06 octobre 2009

Madrid-plage


Take me down, Little Susie, Take me down,
I know you think you're the queen of the underground
1

Connaissez vous l'histoire du gars de L'Estaque qui va à Pékin en train ? Je vous la fais courte... Aux guichets des différentes gares, personne ne sachant vraiment où est Pékin, on l'envoie de Marseille à Lyon, de Lyon à Paris, de Paris à Berlin, et ainsi de suite suivant votre inspiration et votre talent pour raconter les histoires : les étapes finissent par le mener à Pékin. Après avoir visité la ville, notre héros se rend à la gare de Pékin pour acheter un billet retour : "L'Estaque s'il vous plaît !" et l'employé Pékinois de lui répondre du tac au tac : "L'Estaque-ville ou L'Estaque-plage ?" (c'est là que vous riez).

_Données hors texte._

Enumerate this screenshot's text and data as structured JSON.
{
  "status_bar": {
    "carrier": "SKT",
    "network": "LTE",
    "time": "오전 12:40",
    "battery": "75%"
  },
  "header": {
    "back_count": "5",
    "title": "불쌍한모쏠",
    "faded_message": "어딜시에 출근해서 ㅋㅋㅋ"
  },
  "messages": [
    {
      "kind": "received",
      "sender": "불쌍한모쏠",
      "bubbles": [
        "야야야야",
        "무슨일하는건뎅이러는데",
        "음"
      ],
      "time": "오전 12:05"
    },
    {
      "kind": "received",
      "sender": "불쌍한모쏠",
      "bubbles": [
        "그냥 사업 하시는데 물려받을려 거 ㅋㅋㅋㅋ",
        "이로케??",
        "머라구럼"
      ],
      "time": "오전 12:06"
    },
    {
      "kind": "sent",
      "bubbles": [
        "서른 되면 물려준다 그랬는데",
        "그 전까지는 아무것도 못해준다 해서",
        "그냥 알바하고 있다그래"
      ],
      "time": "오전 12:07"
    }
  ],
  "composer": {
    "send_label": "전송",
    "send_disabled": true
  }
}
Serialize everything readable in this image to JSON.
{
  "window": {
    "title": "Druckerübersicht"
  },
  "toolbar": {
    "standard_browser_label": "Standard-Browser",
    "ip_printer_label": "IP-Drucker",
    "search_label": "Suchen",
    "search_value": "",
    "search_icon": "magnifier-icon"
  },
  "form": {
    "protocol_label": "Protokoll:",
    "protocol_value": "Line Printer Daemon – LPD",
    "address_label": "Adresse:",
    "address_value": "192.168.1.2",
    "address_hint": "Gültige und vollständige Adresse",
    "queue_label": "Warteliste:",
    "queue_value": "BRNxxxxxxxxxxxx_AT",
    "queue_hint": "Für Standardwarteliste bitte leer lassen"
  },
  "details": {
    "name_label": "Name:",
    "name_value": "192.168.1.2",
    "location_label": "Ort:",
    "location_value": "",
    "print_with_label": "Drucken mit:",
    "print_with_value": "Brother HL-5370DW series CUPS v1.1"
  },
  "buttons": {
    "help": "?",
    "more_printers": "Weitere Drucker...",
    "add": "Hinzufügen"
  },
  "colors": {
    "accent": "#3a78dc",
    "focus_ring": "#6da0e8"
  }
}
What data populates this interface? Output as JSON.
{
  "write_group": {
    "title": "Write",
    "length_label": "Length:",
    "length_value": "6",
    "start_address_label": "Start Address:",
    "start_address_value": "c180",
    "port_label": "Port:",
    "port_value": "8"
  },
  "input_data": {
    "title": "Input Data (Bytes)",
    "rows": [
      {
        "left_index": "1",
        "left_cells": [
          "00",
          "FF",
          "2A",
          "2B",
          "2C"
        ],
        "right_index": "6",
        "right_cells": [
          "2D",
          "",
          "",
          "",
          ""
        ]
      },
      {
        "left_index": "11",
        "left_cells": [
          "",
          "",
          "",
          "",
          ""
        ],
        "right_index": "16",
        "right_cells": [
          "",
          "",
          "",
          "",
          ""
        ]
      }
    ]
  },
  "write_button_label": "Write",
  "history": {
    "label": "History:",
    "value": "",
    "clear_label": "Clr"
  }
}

En forme de comédie aigre-douce, de farce à l'italienne (hilarante mais glauque), la Plaza la plus importante du Monde, celle de Las Ventas, fut le théâtre d'une feria surprenante en ce chaud week-end d'automne. Un genre de corrida-bouffe pour beignets, enveloppée de gros noeuds roses. Broadway sur Alcalá. Samedi, les Núñez del Cuvillo, anovillados, sont livrés sans mauvaises intentions apparentes, les deux "artistes" du cartel ont le génie d'en voir suffisamment pour finir sous une tendre bronca : je te siffle pour la forme, "Va je ne te hais point." Pour les détails Apariciens et Morantistas, Las Ventas eut les yeux de Chimène et la mansuétude de Raimu pour Ginette Leclerc.
Ginette Leclerc...

Moins salopes, plus ingénues : "Ah ouais elle est trop belle celle-là !" s'exclamait un groupe de jeunes filles ce soir au Zenith dans un enthousiasme sincère et juvénile aux premiers accords de quelques chansons de Pete Doherty. La lycéenne était de sortie, la moiteur de saison.
"Trroooop bien !" : 2 "r" et 4 "o", pas moins. Allez savoir pourquoi, j'imaginais les mêmes ou leurs cousines à Madrid, égrenant passes après passes le rosaire du répertoire Castellien, samedi soir. J'ai décidément l'esprit tordu.
Madrid s'offrait un été indien, le 3è Núñez del Cuvillo une alegría dans la charge, Castella sa science de la rentabilisation, à faire pâlir un fonds de pension, et un résumé extensif de sa tauromachie technique et assurée : débuts par cambio dans le dos, naturelles templées, muleta intacte, verticalité décroisée sur deux séries de la gauche. Puis chariot de remates entre les cornes dès la 4e série en guise de sucre. Tourbillons de pendules à complication (ou l'inverse), redondos inversés ajustés à faire se pâmer Nîmes et délirer Arles, estocade efficace dans le rincón. Exit Chimène, la retenue toute castillane, à bas les mantilles, Las Ventas sentait la pisse au sens groupie du terme2. Deux oreilles tombent du palco, on demande un rappel pour le toro gentil. Tout était offert : la tauromachie moderne, la noblesse en sirop de maïs, la foule en délire, le deuxième trophée, là même où l'on consentait encore à les compter. En marketing, ça se dit BOGOF (Buy one get one free), deux pour le prix d'une, offre spéciale.

De Lima, on m'avait donc directement expédié à Madrid-plage, ces Péruviens sont forts comme des Pékinois ! Ahuri et jet-laggé, j'étais le père de famille largué face à la grande qui sort du concert en transes. "Mais tu peux pas comprendre !"
Chienne de vie, je n'ai même pas 30 ans.

1 Dead Flowers - The Rolling Stones
2 A ne pas confondre avec le sens Jean-Pierre Marielle du mot : "Aaaah, toi tu sens la pisse, pas l'eau bénite !" (in les Galettes de Pont-Aven - Dialogue allongé avec Andréa Ferréol).